Quand la honte du chômeur se tourne en révolte de dignité
2019, Série française (6 épisodes)
Réalisation de Ziad Doueiri.
D’après le roman Cadres noirs de Pierre Lemaître.
cf. Allociné.
Résumé :
Au chômage depuis trop longtemps, Alain est présélectionné malgré son âge et ses lacunes pour un poste de DRH dans une grande entreprise. Pour l’épreuve finale, il doit participer à un jeu de rôles peu éthique pour tester la fiabilité des employés. Mais il apprend que quoi qu’il arrive, il n’aura pas le poste…
Appréciations :
La figure du chômeur révolté a quelque chose de presque jouissif. Le visage de Cantona, son caractère, sa fougue, sa fierté, l’incarnent presque trop bien (on se demande comment le bouillant personnage a pu se retenir dans l’avant film). Peu importe, Cantona porte le symbole du chômeur, du gilet jaune peut-être, qui ouvre sa gueule contre un chef immoral, puis par extension un système et une société injustes, car il sent que ceux-ci le renient en tant qu’individu (coup de tête), mais bien plus loin en tant qu’être humain dans sa dignité.
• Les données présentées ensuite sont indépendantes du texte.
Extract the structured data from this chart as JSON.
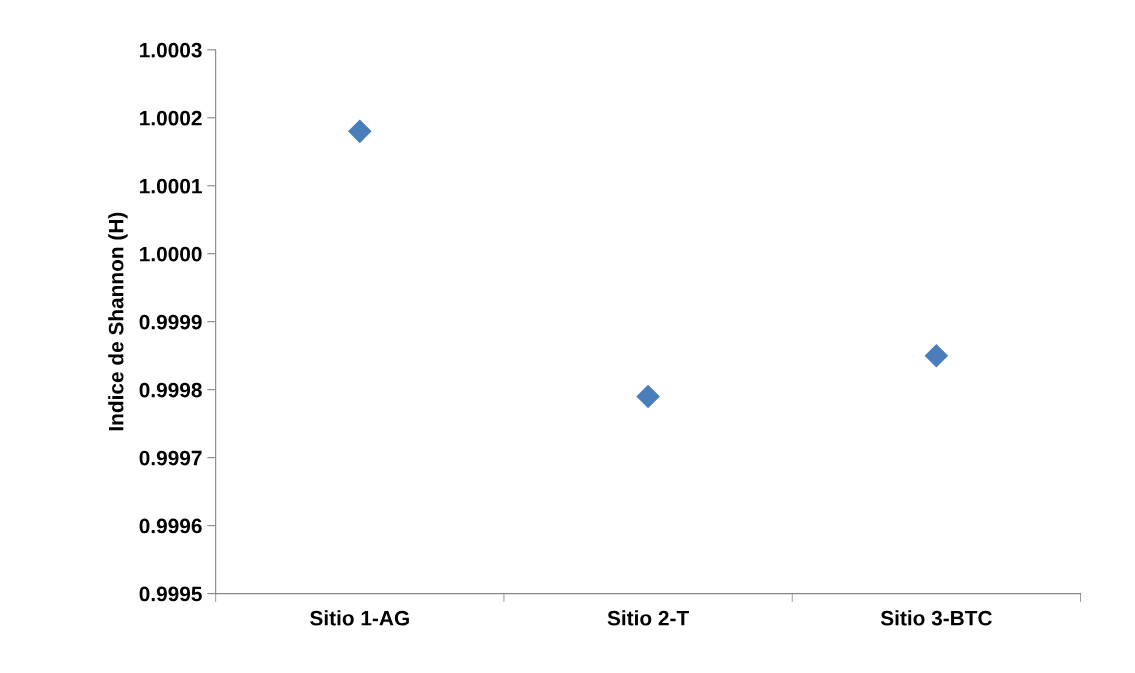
{
  "chart_data": {
    "type": "scatter",
    "ylabel": "Indice de Shannon (H)",
    "categories": [
      "Sitio 1-AG",
      "Sitio 2-T",
      "Sitio 3-BTC"
    ],
    "series": [
      {
        "color": "#4a7ebb",
        "values": [
          1.00018,
          0.99979,
          0.99985
        ]
      }
    ],
    "marker": "diamond",
    "grid": false,
    "legend": false,
    "ylim": [
      0.9995,
      1.0003
    ],
    "yticks": [
      {
        "value": 0.9995,
        "label": "0.9995"
      },
      {
        "value": 0.9996,
        "label": "0.9996"
      },
      {
        "value": 0.9997,
        "label": "0.9997"
      },
      {
        "value": 0.9998,
        "label": "0.9998"
      },
      {
        "value": 0.9999,
        "label": "0.9999"
      },
      {
        "value": 1.0,
        "label": "1.0000"
      },
      {
        "value": 1.0001,
        "label": "1.0001"
      },
      {
        "value": 1.0002,
        "label": "1.0002"
      },
      {
        "value": 1.0003,
        "label": "1.0003"
      }
    ]
  }
}
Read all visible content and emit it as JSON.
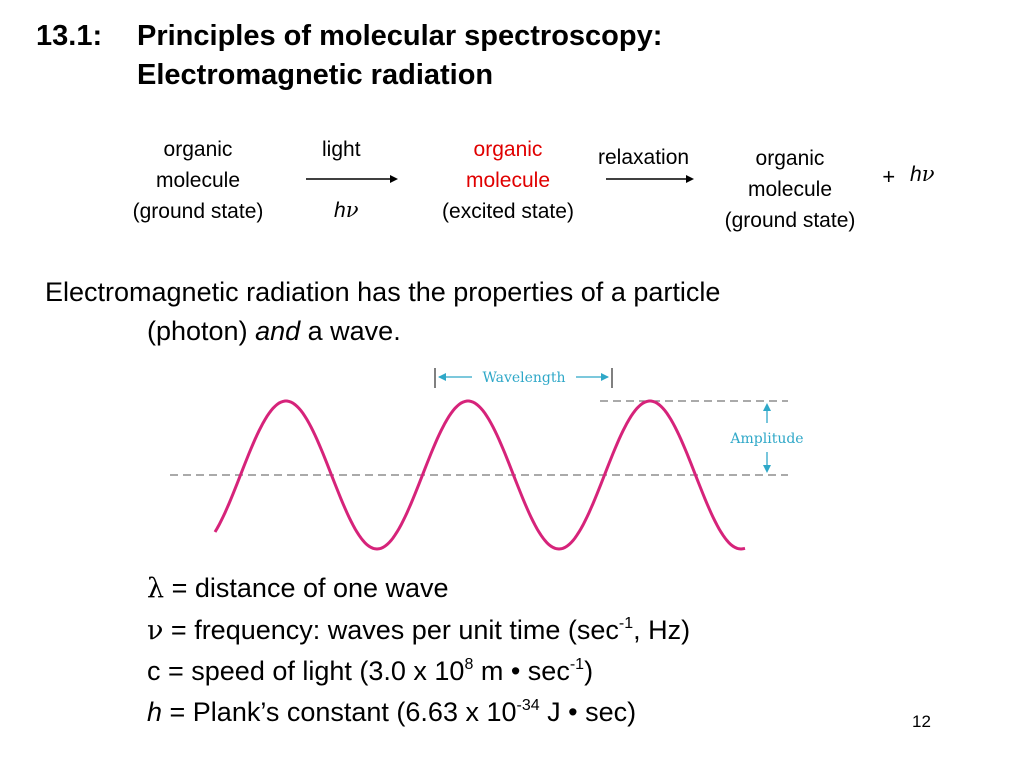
{
  "title": {
    "number": "13.1:",
    "line1": "Principles of molecular spectroscopy:",
    "line2": "Electromagnetic radiation"
  },
  "scheme": {
    "ground_state_1": [
      "organic",
      "molecule",
      "(ground state)"
    ],
    "arrow1_top": "light",
    "arrow1_bottom_h": "h",
    "arrow1_bottom_nu": "ν",
    "excited_state": [
      "organic",
      "molecule"
    ],
    "excited_state_paren": "(excited state)",
    "arrow2_top": "relaxation",
    "ground_state_2": [
      "organic",
      "molecule",
      "(ground state)"
    ],
    "plus": "+",
    "product_h": "h",
    "product_nu": "ν",
    "excited_color": "#e00000"
  },
  "statement": {
    "line1": "Electromagnetic radiation has the properties of a particle",
    "line2_pre": "(photon) ",
    "line2_em": "and",
    "line2_post": " a wave."
  },
  "wave_figure": {
    "wavelength_label": "Wavelength",
    "amplitude_label": "Amplitude",
    "wave_color": "#d6237a",
    "annotation_color": "#2fa8c8",
    "cycles": 3
  },
  "definitions": {
    "lambda_sym": "λ",
    "lambda_text": " = distance of one wave",
    "nu_sym": "ν",
    "nu_text": " = frequency: waves per unit time (sec",
    "nu_sup": "-1",
    "nu_tail": ", Hz)",
    "c_text": "c = speed of light (3.0 x 10",
    "c_sup1": "8",
    "c_mid": " m • sec",
    "c_sup2": "-1",
    "c_tail": ")",
    "h_sym": "h",
    "h_text": " = Plank’s constant (6.63 x 10",
    "h_sup": "-34",
    "h_tail": " J • sec)"
  },
  "slide_number": "12"
}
On rejoint là les thèses de Simone Weil dans La Personne et le sacré et de Camus dans L’Homme révolté : l’homme peut se battre pour défendre son droit individuel mais pour quelque chose qui le dépasse, sa dignité d’être humain, il peut mettre sa vie en jeu et se révolter vraiment (parce qu’il se bat pour plus que lui).
Même si la seconde partie de la série passe un peu trop de la satire sociale au film à sensation, prison, procès médiatique, héros infaillible, les méchants, les rebondissements… l’ensemble fait sens et le personnage de chômeur en colère acquiert une épaisseur ambigüe (sic. nous préférons cette orthographe qui respecte l’usage du tréma) : s’est-il perdu, éthiquement, en combattant un puissant chef d’entreprise, par des moyens immoraux, alors que le patron n’est qu’un rouage remplaçable ? A-t-il combattu égoïstement ? Se sert-il de la médiatisation de ce qu’il lui est arrivé et de son combat pour simplement s’élever au-dessus des autres et rejoindre une classe sociale élevée respectable ? La révolte des déclassés socialement n’a-t-elle pour seul objectif que de se replacer dans l’échelle sociale sans changer le système ?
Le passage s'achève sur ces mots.